Der Besuch, den die britische Königin Elizabeth II. der Bundesrepublik Deutschland im Frühjahr 1965 abstattete, war nicht nur ein Medienereignis ersten Ranges, sondern auch eine versöhnliche Geste von britischer Seite. Zwischen diesem und dem letzten Besuch eines Monarchen Großbritanniens in Deutschland lagen zwei Weltkriege. Die BRD bestand erst 16 Jahre und verkraftete diesen Staatsbesuch souverän, auch wenn er an Pracht kaum zu übertreffen war und somit auch enorme Kosten verursacht hatte. Im selben Jahr starb Winston Churchill, der heute als der bedeutendste, britische Politiker des 20. Jahrhunderts gilt.

Er war eine internationale Berühmtheit und war ein Leben lang sehr viel Anerkennung zuteil geworden: der Friedensnobelpreisträger, der Arzt, Philosoph und Organist Albert Schweitzer. In diesem Jahr starb er 90-jährig in Lambaréné im afrikanischen Gabun.

Erstmalig sprach ein Papst vor der Generalversammlung der UNO. Die Rede von Papst Paul VI. war ein Friedensappell an die Welt und so Aufsehen erregend, dass sie als eine der bemerkenswerten Reden der 20. Jahrhunderts in die Geschichte einging.

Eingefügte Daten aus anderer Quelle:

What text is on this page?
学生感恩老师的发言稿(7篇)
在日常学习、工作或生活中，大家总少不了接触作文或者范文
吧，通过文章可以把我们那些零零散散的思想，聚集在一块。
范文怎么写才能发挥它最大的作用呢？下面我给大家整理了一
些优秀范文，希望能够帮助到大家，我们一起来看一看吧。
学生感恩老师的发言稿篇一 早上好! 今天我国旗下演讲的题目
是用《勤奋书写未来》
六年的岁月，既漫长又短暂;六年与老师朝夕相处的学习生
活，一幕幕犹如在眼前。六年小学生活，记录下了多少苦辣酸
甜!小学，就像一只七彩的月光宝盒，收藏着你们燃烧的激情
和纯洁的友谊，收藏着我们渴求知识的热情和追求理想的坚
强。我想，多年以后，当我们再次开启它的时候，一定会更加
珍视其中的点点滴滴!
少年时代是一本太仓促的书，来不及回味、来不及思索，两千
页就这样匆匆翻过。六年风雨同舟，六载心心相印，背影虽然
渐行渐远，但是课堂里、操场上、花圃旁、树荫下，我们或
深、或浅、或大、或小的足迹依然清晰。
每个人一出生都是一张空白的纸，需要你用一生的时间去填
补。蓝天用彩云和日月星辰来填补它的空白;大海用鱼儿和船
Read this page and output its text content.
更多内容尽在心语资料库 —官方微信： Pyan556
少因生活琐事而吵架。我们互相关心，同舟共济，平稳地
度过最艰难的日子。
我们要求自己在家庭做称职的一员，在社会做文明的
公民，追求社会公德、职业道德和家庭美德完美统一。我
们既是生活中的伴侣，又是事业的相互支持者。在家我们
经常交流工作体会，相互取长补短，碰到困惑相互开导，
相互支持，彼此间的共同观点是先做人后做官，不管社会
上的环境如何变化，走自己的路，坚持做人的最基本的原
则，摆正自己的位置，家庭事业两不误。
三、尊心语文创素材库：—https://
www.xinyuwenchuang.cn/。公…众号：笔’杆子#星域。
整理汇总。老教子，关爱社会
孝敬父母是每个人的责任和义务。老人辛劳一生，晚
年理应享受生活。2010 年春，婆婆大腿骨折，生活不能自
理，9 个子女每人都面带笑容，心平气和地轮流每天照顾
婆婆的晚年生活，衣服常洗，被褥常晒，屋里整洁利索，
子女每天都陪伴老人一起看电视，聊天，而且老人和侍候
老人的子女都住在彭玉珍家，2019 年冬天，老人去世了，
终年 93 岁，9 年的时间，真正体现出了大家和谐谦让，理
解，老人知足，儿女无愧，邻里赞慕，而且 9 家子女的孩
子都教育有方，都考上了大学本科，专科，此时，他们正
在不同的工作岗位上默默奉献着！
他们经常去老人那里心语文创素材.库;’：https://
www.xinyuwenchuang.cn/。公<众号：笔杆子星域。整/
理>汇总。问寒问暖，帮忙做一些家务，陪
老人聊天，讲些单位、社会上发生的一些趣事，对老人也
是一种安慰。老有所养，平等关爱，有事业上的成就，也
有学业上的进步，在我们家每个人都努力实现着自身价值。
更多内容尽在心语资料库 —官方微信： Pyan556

Während in der DDR der Regimekritiker Wolf Biermann mit der Tragik eines Auftrittsverbotes zu kämpfen hatte, hatten die Menschen in Pakistan ihren Kampf gegen einen Wirbelsturm bereits im Ansatz verloren. Es starben etwa 30.000 Menschen.

Beliebteste Vornamen

Mädchennamen:
Claudia, Susanne, Petra, Andrea, Martina, Silke, Kerstin, Bettina, Birgit, Heike, Kathrin, Barbara
Jungennamen:
Thomas, Andreas, Michael, Torsten, Frank, Stefan, Matthias, Ralf, Jens, Christian, Martin, Peter

Rock Hits 1965 Musikcharts

Rolling Stones – Satisfaction
Petula Clark – Downtown
Sam The Sham & The Pharaos – Wooly Bully
The Byrds – Mr. Tambourine Man
The Beatles – Help
Casey Jones & The Governors – Don´t Ha Ha
Five Tops – Rag Doll
Nini Rosso – Il Silenzio
Sonny & Cher – I Got You Babe
The Rolling Stones – The Last Time
The Beatles – I Feel Fine
Wanda Jackson – Santo Domingo
Shirley Bassey – Goldfinger
France Gall – Poupée De Cire Poupée De Son
The Beatles – Rock & Roll Music
The Renegades – Cadillac
Casey Jones & The Governors – Jack The Ripper
The Supremes – Stop In The Name Of Love
The Rainbows – My Baby Balla Balla
Beatles – Yesterday
Barry McGuire – Eve Of Destruction
Beatles – Ticket To Ride
Rolling Stones – Get Off Of My Cloud
Mikis Theodorakis – Zorba le Grec
The Animals – House Of The Rising Sun

Manfred Mann – Do Wah Diddy Diddy
Chris Andrews – Yesterday Man
Beatles – Eight Days A Week
Beach Boys – Help Me Rhonda
Gilbert Bècaud – Nathalie
Renegades – Cadillac
Lords – Shakin‘ All Over
Bob Dylan – Like A Rolling Stone
The McCoys – Hang On Sloopy
Searchers – Goodbye My Love
Supremes – Baby Love
Tony Sheridan – Skinny Minnie
Rolling Stones – Little Red Rooster
Lords – Poor Boy
Herman’s Hermits – Mrs. Brown You’ve Got A Lovely Daughter
Sam The Sham & The Pharaohs – Ju Ju Hand

Erfolgreichste Filme 1965

Doktor Schiwago
James Bond – Feuerball
Die phantastische Reise
Wer hat Angst vor Virginia Woolf ?
Cincinnati Kid

Literatur 1965

Im Jahr 1965 erhielt die schwedische Kinderbuchautorin Astrid Lindgren den Schwedischen Staatspreis für Literatur für ihr literarisches Werk, das mittlerweile eine Gesamtauflage von über 450 Millionen Büchern umfasst, wodurch sie eine der bekanntesten Kinderbuchautorinnen weltweit ist.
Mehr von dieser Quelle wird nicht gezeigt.